The tax implications of a DOMA repeal in states with gay marriage are much discussed. In short, gay and lesbian couples legally married and living in a same-sex marriage state would be able to file their federal taxes jointly.
But what about for couples that do not live in a gay marriage state? Specifically, what happens if DOMA is repealed to couples that live, for example, in Florida, and go to Washington, D.C., to get married?
I’ve been thinking a lot about this, and it is unclear.
I’m a Florida tax attorney and former IRS lawyer, and I have yet to come across the definitive answer to this question. IRS regulations state that state law controls whether couples are married. But which state law applies? There are two possible answers:
Answer one: State of residence
Probably the most likely answer is that the state of residence determines whether the couple is married. Under this rule, even if a Florida couple goes to a different jurisdiction to get married, the federal government still would not recognize their marriage even after DOMA repeal because Florida itself would not recognize the marriage. That means no federal benefits, no joint filing of taxes, and so on.
Answer two: State of celebration
Under this rule, the laws of the state of celebration, or in other words, where the marriage took place, would control whether the federal government recognizes the marriage.

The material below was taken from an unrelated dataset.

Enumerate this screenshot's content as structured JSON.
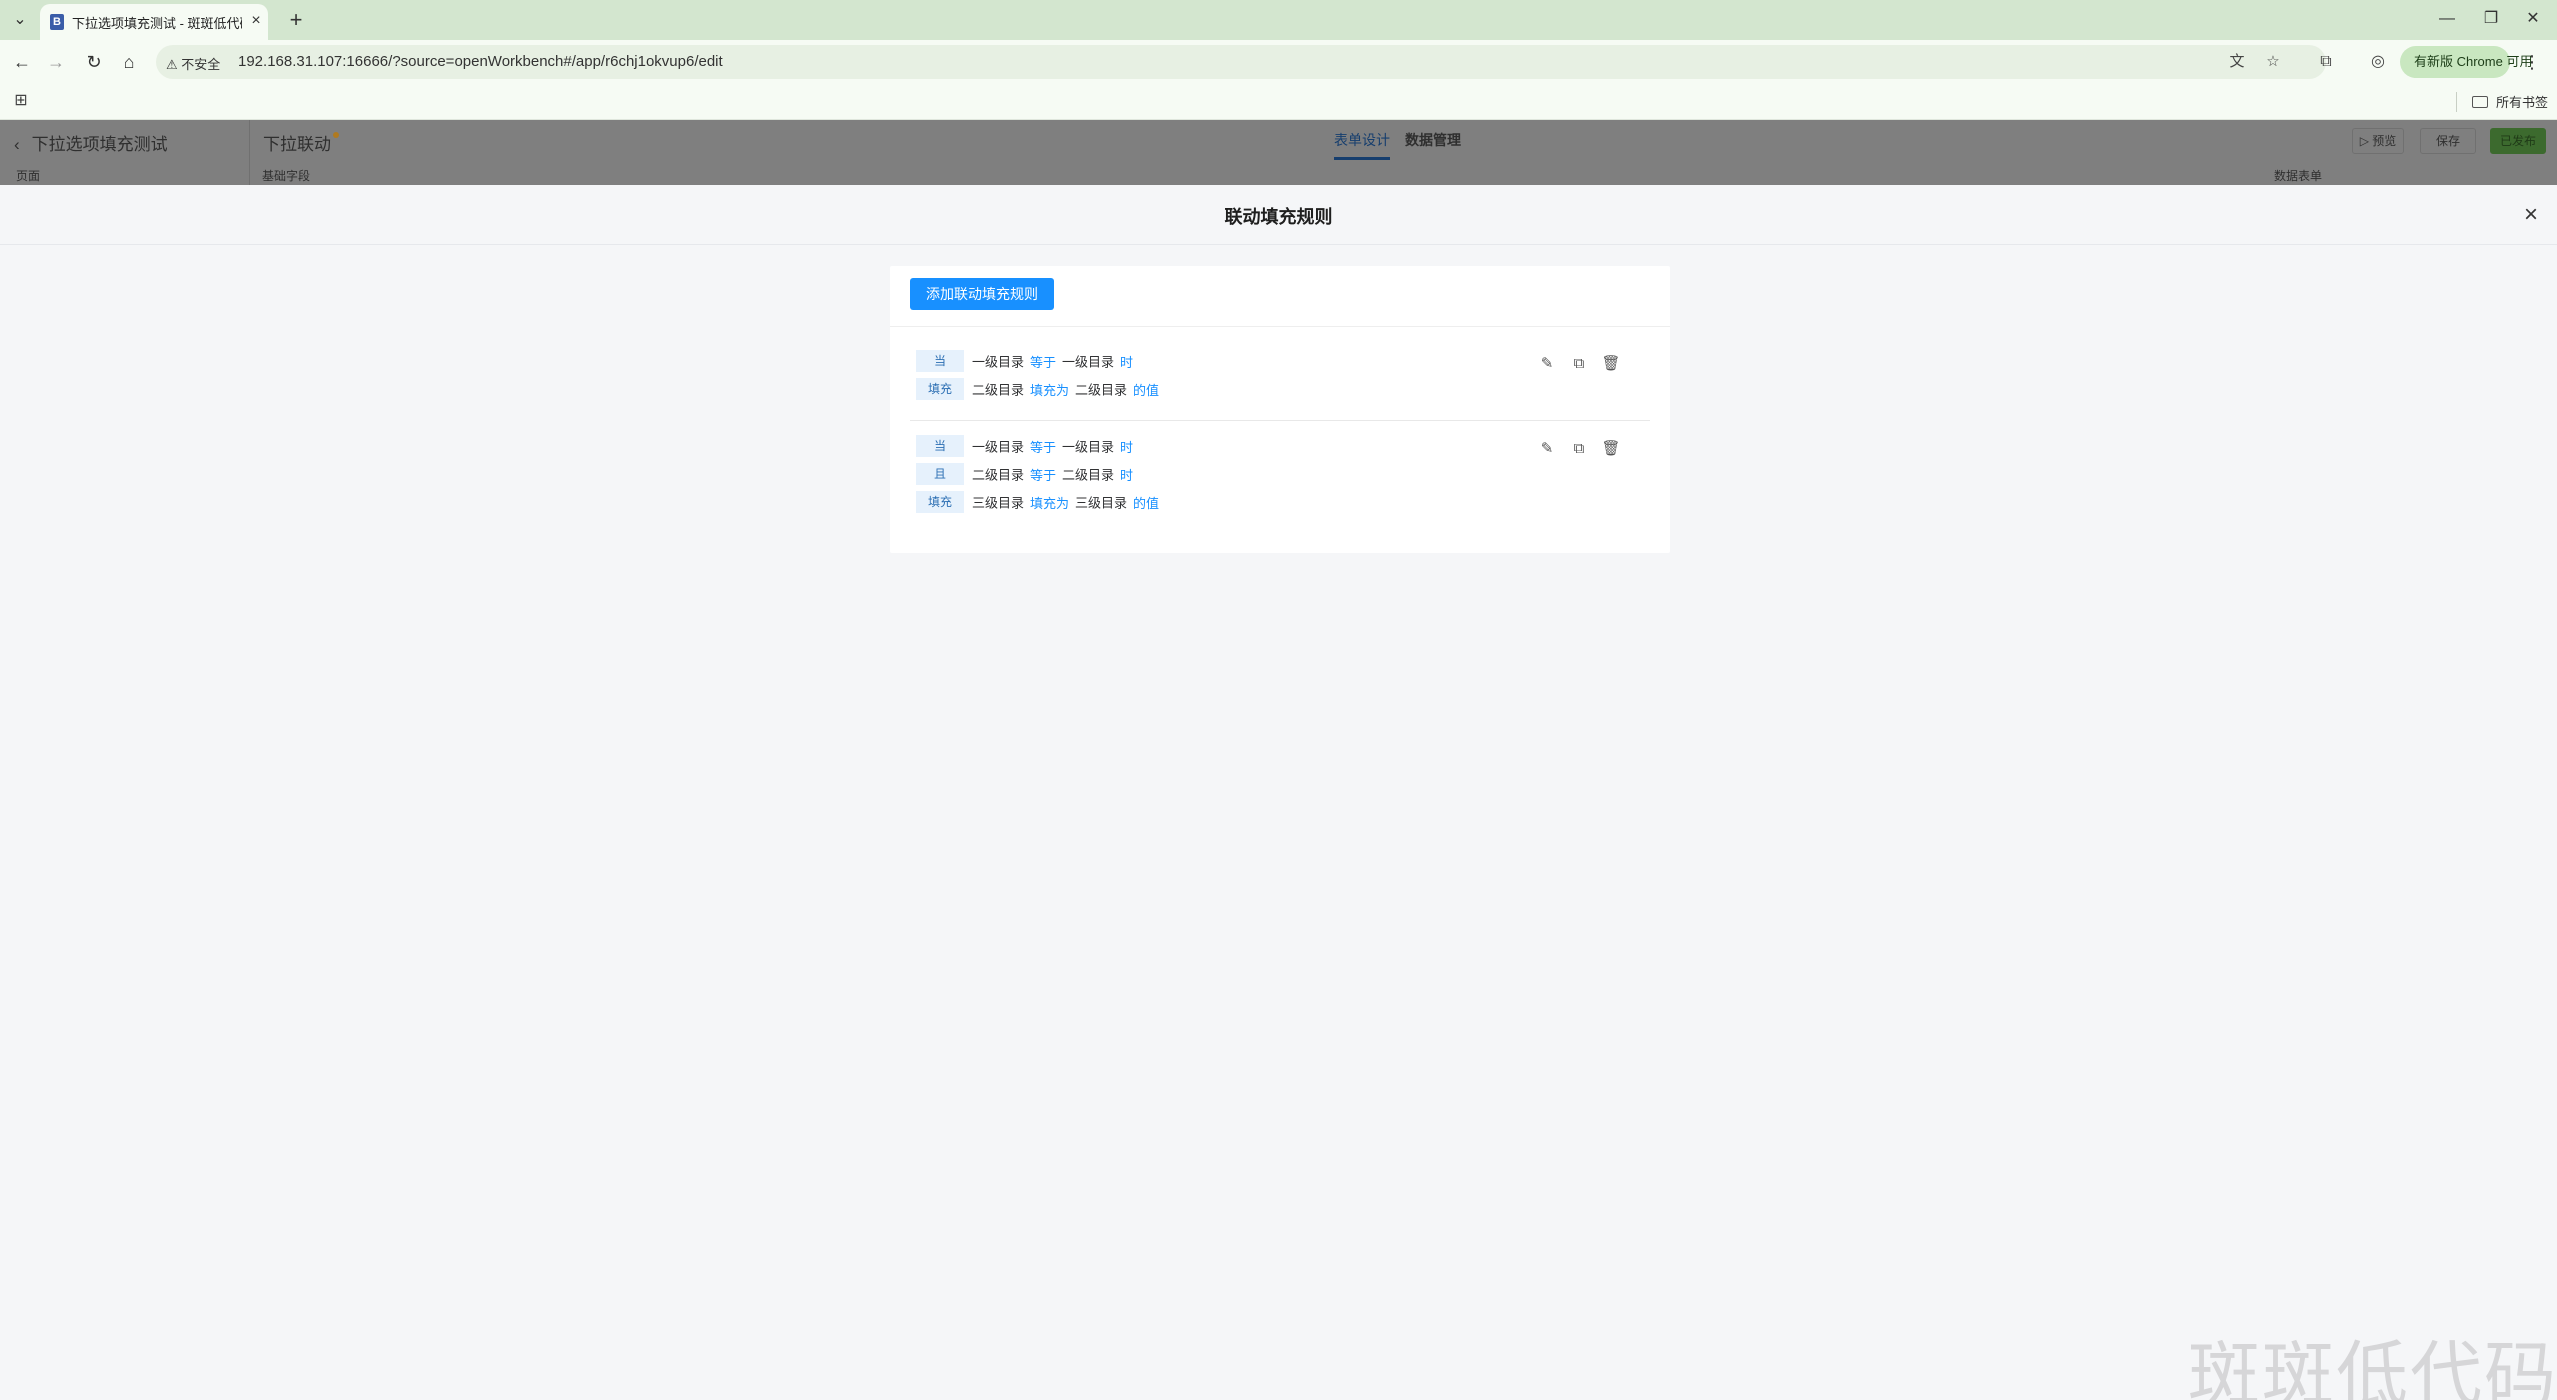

Under this rule, as long as the marriage was legally and validly performed in a state, then the federal government would recognize the marriage. Even if you lived in a state, like Florida, that does not recognize the marriage.
This kind of rule would be complicated, however, as state tax returns, among other things, are based on federal returns. It would be unclear how to complete a Florida state tax return, as single individuals, if the federal return was filed jointly. This ambiguity is similar to what couples in gay marriage states face now when filing their federal returns.
Where have we seen this before?
In the past, the IRS had to deal with the question of whether common law marriages would be recognized. A common law marriage is a old, traditional form of marriage that some states allowed. It occured when a man and woman lived together and openly held themselves to the public as a married couple. The IRS states that as long as the common law marriage validly existed in the common law marriage state, then the IRS would recognize it, even if the couple moved to a state that did not recognize the marriage. This principal could apply to same-sex couples married in a state that offers gay marriage but living in a different state.
As a practical matter, the government will need to issue regulations to address this answer this question. Until then couples in a state without gay marriage could try filing jointly and see what the IRS will do. The answer may then be left to the courts.